To really get to grips with Chapada dos Veadeiros you need to head 37km further up a good-quality dirt road to the small village of SÃO JORGE, next to the only entrance to the national park. Looking around São Jorge, you can see the potential that ecotourism has to protect landscapes and generate jobs and income at the same time. Before the creation of the national park in 1980, the main industry hereabouts was the mining of rock crystals. When the practice was eventually made illegal in and around the park, the parks authority, prodded and helped by the World Wildlife Fund, recognized the need to create jobs linked to the park and invested heavily in training local ex-miners to be guides – the perfect choice, since no one picked over every remote nook and cranny of the landscape quite like them. So there is a good reason why IBAMA, the federal parks authority, makes it compulsory for visitors to the park to be accompanied by a guide.
Hikes around São Jorge
Hikes around São Jorge
Hiking options around São Jorge are less strenuous than in the national park, but still spectacular. You could easily spend a week doing a series of rewarding day-hikes without even entering the national park, and for those travelling with children, for whom the long hikes in the park are not realistic, these shorter hikes are a great family outing. All destinations are reached by heading along the road that passes the village, either west or east – that is, towards or away from Alto Paraíso.

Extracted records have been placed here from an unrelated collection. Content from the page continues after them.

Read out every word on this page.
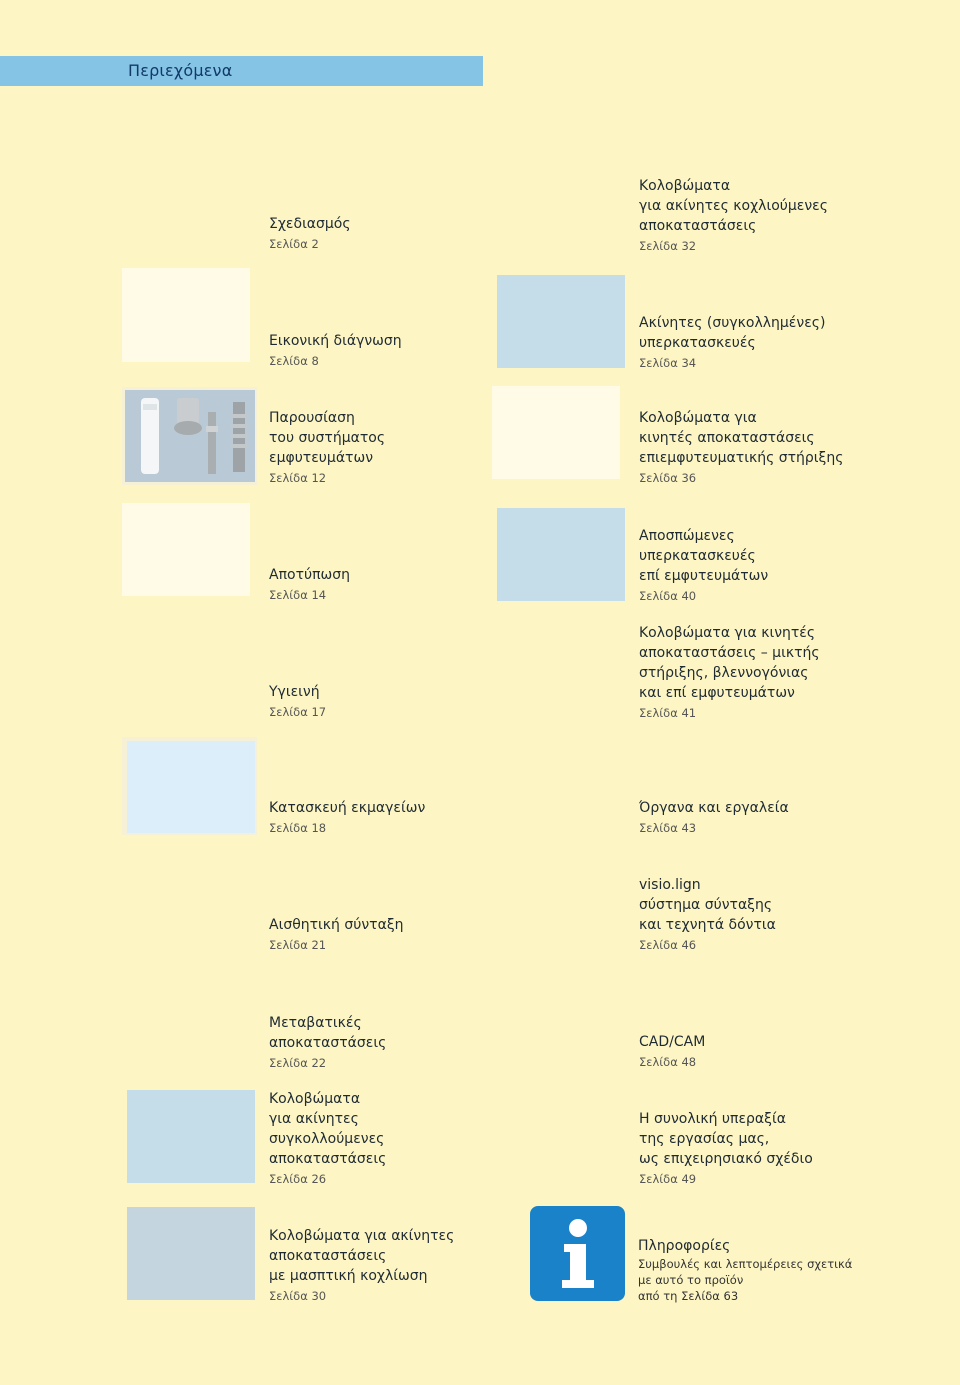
Περιεχόμενα
Σχεδιασμός
Σελίδα 2
Εικονική διάγνωση
Σελίδα 8
Παρουσίαση
του συστήματος
εμφυτευμάτων
Σελίδα 12
Αποτύπωση
Σελίδα 14
Υγιεινή
Σελίδα 17
Κατασκευή εκμαγείων
Σελίδα 18
Αισθητική σύνταξη
Σελίδα 21
Μεταβατικές
αποκαταστάσεις
Σελίδα 22
Κολοβώματα
για ακίνητες
συγκολλούμενες
αποκαταστάσεις
Σελίδα 26
Κολοβώματα για ακίνητες
αποκαταστάσεις
με μασπτική κοχλίωση
Σελίδα 30
Κολοβώματα
για ακίνητες κοχλιούμενες
αποκαταστάσεις
Σελίδα 32
Ακίνητες (συγκολλημένες)
υπερκατασκευές
Σελίδα 34
Κολοβώματα για
κινητές αποκαταστάσεις
επιεμφυτευματικής στήριξης
Σελίδα 36
Αποσπώμενες
υπερκατασκευές
επί εμφυτευμάτων
Σελίδα 40
Κολοβώματα για κινητές
αποκαταστάσεις – μικτής
στήριξης, βλεννογόνιας
και επί εμφυτευμάτων
Σελίδα 41
Όργανα και εργαλεία
Σελίδα 43
visio.lign
σύστημα σύνταξης
και τεχνητά δόντια
Σελίδα 46
CAD/CAM
Σελίδα 48
Η συνολική υπεραξία
της εργασίας μας,
ως επιχειρησιακό σχέδιο
Σελίδα 49
Πληροφορίες
Συμβουλές και λεπτομέρειες σχετικά
με αυτό το προϊόν
από τη Σελίδα 63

The most striking hike around São Jorge leads to Vale da Lua, a forested valley where the river São Miguel has carved a narrow canyon through an extraordinary series of sculptured granite curves. To get there from the village, head to the main road and continue 4km east – in the direction of Alto Paraíso. On your right you come to a signposted trail into the Vale da Lua. There is a nominal entrance fee; you can either follow the trail directly to a swimhole, or else peel left, along a different route towards the swimhole, by walking down the valley, the best route to see its extraordinary geology. Flash floods can be a problem here in the rainy season, given the narrowness of the gorge, so exercise caution.
Back at São Jorge, heading in the opposite direction, away from Alto Paraíso, will take you, in quick succession, to Raizama, a beautiful gorge with a series of swimholes and waterfalls, and Morada do Sol, which has less-spectacular waterfalls, but more spectacular views up and down the valley. Another 5km up the main road will bring you to a private estate, Água Quente, where the owner has channelled a natural warm spring – tepid rather than hot – into a couple of large pools, making this a wonderful place to soak and recover from the walk. All of the above destinations charge a R$2.50–5 entrance fee.